2D CAD design for the bodywork and dashboard using CorelDRAW and VcarvePRO.

Although the CAD is 2D you have to think in 3D to get the final design correct.

IP Engineering Delux chassis modified to take 20:1 ratio metal gears along with the base plate with the H bridge motor driver already in place.

A temporary lash up of the electronics, an Arduino Nano provides the motor control through an H bridge motor driver, RADAR control and interface to the radio control receiver.

A more permanent solution for the electronics showing the Radar under test and USB connection to the MAC.

The front buffer hasn’t yet been changed for the one with the emergency stop switch in it.

The control software is written in C++ using the Arduino compiler on a MAC.

In manual mode it reads the 3 channels from the radio control for speed, direction and mode and drives the PWM for motor speed and direction control as well as switching the directional lights.

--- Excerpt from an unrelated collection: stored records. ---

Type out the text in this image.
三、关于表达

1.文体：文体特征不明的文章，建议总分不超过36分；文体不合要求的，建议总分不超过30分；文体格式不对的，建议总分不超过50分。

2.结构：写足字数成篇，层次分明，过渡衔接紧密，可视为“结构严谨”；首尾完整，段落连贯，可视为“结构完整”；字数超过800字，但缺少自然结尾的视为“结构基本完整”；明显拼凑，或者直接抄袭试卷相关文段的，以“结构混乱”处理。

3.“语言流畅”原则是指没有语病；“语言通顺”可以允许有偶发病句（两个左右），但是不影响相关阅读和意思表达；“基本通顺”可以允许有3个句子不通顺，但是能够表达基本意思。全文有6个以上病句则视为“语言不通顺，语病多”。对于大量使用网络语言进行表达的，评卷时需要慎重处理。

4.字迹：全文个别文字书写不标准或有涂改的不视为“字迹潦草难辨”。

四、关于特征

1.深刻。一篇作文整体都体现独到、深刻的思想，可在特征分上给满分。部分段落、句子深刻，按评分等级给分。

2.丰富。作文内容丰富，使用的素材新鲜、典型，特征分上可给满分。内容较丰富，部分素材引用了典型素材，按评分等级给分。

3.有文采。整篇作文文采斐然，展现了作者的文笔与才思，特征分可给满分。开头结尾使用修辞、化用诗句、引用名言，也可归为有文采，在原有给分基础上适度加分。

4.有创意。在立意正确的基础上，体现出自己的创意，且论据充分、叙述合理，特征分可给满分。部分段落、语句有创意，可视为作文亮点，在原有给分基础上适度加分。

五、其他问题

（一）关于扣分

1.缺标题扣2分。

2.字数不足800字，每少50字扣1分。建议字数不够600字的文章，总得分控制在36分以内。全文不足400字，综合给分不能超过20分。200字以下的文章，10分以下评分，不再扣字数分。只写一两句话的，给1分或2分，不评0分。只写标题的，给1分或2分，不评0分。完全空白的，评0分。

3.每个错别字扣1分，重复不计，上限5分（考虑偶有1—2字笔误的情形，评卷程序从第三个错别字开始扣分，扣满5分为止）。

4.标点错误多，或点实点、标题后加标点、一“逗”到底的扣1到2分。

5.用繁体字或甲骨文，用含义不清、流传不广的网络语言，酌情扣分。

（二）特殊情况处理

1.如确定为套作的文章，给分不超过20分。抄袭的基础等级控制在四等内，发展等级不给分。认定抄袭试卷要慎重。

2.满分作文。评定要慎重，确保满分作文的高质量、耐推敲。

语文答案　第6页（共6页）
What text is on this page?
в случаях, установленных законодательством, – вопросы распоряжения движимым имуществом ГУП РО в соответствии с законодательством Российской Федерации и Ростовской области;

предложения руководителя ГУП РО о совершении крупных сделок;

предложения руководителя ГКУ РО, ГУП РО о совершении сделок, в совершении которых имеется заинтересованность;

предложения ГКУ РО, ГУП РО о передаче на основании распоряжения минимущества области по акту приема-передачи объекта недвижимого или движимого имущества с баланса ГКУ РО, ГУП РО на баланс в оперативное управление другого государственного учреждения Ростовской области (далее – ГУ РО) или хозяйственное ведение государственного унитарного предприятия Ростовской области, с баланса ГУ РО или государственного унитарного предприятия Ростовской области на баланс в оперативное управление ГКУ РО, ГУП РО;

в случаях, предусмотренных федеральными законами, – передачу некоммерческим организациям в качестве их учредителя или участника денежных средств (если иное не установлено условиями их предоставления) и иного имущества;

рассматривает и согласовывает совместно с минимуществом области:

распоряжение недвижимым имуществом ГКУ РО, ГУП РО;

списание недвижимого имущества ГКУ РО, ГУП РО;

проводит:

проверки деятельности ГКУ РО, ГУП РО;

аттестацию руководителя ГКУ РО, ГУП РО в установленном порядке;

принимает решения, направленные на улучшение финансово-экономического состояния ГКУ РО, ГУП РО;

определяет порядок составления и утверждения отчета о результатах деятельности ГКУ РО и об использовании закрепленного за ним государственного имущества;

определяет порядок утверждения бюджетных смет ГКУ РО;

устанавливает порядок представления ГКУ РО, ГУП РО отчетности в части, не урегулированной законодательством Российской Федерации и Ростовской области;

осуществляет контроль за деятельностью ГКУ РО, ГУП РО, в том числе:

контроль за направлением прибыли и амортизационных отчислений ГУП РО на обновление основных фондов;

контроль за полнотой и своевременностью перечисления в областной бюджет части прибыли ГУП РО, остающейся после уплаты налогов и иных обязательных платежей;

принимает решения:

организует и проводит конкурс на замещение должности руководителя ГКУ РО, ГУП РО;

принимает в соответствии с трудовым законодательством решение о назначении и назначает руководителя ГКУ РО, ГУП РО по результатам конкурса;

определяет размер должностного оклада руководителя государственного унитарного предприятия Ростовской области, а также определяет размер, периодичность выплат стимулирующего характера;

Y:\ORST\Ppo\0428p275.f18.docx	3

In automatic mode, which can be selected by channel 5 on the radio control (default when the R/C transmitter is switched off), the software reads the distance information from the RADAR module, processes it and adjusts the motor controller PWM to slow the loco or bring it to a complete stop depending on the distance to the detected object.

There is also an emergency fail-safe triggered by a button on the front buffer which will bring the loco to an immediate stop if the RADAR fails to detect something.

After an emergency stop the loco will flash its directional lights and will then have to be reset either manually by pressing the red button in the cab or remotely by toggling the mode switch on the radio control transmitter.

The finished loco on the WVLR test track showing the RADAR unit neatly located under the radiator grill.

The red button in the front buffer is an emergency stop incase the RADAR fails to see an object on the track ahead.